Article – Gina Rinehart visited Barnaby Joyce's election after party in Tamworth

7 September 2013
Neil Keene
The Sunday Telegraph

BILLIONAIRE mining magnate Gina Rinehart paid a surprise visit to Barnaby Joyce tonight as the outspoken former senator prepared to take the seat of New England.

Ms Rinehart said that while she was not a member of any political party, “Barnaby is a great Australian so I just wanted to be here to show my support”.

Mr Joyce was poised for a landslide victory after more than a third of the votes in New England had been counted, with a 52 per cent majority.
His closest rival, independent Rob Taber, had just 16 per cent.

Fellow National Dr David Gillespie enjoyed a similar early victory in the seat of Lyne, on the NSW mid-north coast.
The two seats decided the fate of federal government in 2010, but last night they symbolised a new beginning.
Both seats fell three years ago to independents – Tony Windsor and Rob Oakeshott respectively.
Those two men were the controversial keys to installing Julia Gillard as Prime Minister, but with their resignations the Coalition last night exploded back onto the scene.
Dr Gillespie said the result “demonstrates that the experiment with independents is dead.”
“The people have resoundingly spoken and they have said that they want to know where their vote is going,” he said.
“A lot of people felt they gave them to one person in the last election and then they went in a direction they didn’t want or support.”
Mr Joyce said he was “incredibly humbled” by his “pack of killer canaries” – the army of volunteers who manned polling booths clad in bright yellow Nationals T-shirts.
“To the people of New England, this victory is not mine, it’s yours … and by gosh we’re going to celebrate,” he said.
However, he was determined not to “wallow in revelry”.
He paid particular tribute to Ms Rinehart.
“When the chips were down and we had to say: ‘Are we going to be serious about this’, I’ve got to say that people like Gina give you strength.”
For her part, Ms Rinehart was openly critical of the former Labor government, condemning its three-year spiral into debt.
“We’ve got to have a government that recognises the economic fundamentals.

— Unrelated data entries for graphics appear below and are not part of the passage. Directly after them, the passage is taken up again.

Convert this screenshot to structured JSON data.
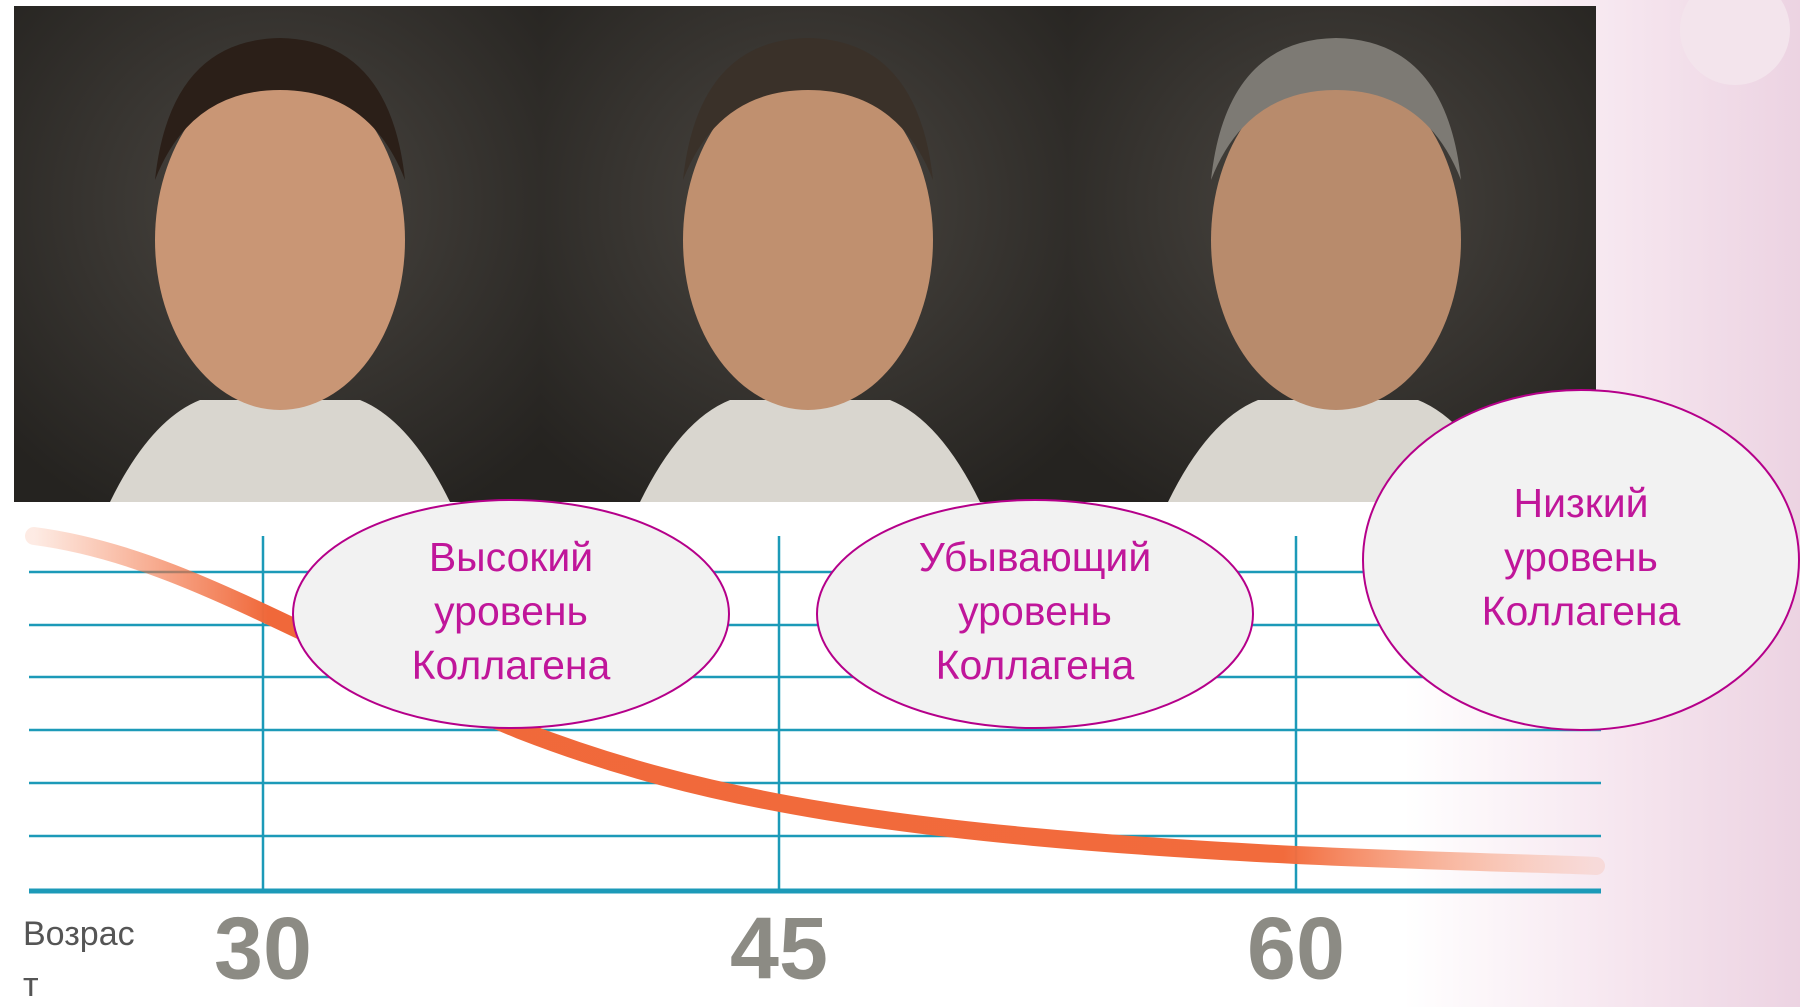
{
  "bubbles": [
    {
      "lines": [
        "Высокий",
        "уровень",
        "Коллагена"
      ]
    },
    {
      "lines": [
        "Убывающий",
        "уровень",
        "Коллагена"
      ]
    },
    {
      "lines": [
        "Низкий",
        "уровень",
        "Коллагена"
      ]
    }
  ],
  "axis": {
    "label_lines": [
      "Возрас",
      "т"
    ],
    "ticks": [
      30,
      45,
      60
    ]
  }
}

We are in a really bad situation of record debt,” she said.
“If we haven’t got strong export industries, then Australia is going to have a very difficult future, particularly with the record debt, the infrastructure fund gone and the future fund gone.”
“We’ve got to do a shake and make people want to invest in Australia again, be that international or domestic.”
Mr Joyce said the contest began as a major gamble before Mr Windsor announced his retirement from politics.
“I’ve always tried to be who I am. I walk humbly among my people – that’s how I was brought up and that’s how my wife keeps me,” he said.
The outcome in Lyne and New England seemed an inevitability almost as soon as votes opened yesterday, when people exiting polling booths indicated overwhelming support for the Coalition.
Tucked among the fields of canola and sorghum and barley south of Tamworth, polling places in tiny community halls were lucky to attract more than a couple of hundred voters.
But it was these isolated outposts where Mr Joyce said an election was won or lost.
“I think it would be good for some of the people in these big city seats to go out to the country polling booths that might only get 85 people voting at them, and meet someone who sits out the front all day,” he said.
“They’d see how seriously people out here take their democracy and perhaps they could have a think about that during question time.”

One such volunteer, Sarah-Jane Banner, was a mother-of-four manning the tiny polling booth at Breeza, on the edge of the Liverpool Plains.
In the shade of a eucalyptus tree she sat from 8am to 6pm, cheerfully handing out how-to-vote cards to the 100 or so people who came through.
“I think places like this can make a huge difference,” she said.
“And having a party presence is very important because there are still people who turn up not sure which way they’re going to go. They see that Barnaby has someone in the community prepared to sit here like this and they see that there must be something he stands for which is relevant to local people,” she said.
About 50km away, in Duri, retired farm manager and shearer Doug Cooper sat down to cast a lonely vote in the village’s 100-year-old community hall.
A Labor voter his whole life, he stuck with the ALP yesterday, albeit begrudgingly.
Asked to rate the most recent Rudd/Gillard/Rudd government, the 70-year-old said it was “like rating pain”.
“I’d give them a one out of 10,” he said.
His wife, Di, said she simply hoped the result for Labor would prompt the party to restore some internal harmony.
“There are some good people in the Labor Party caucus and I hope that good will eventually prevail.”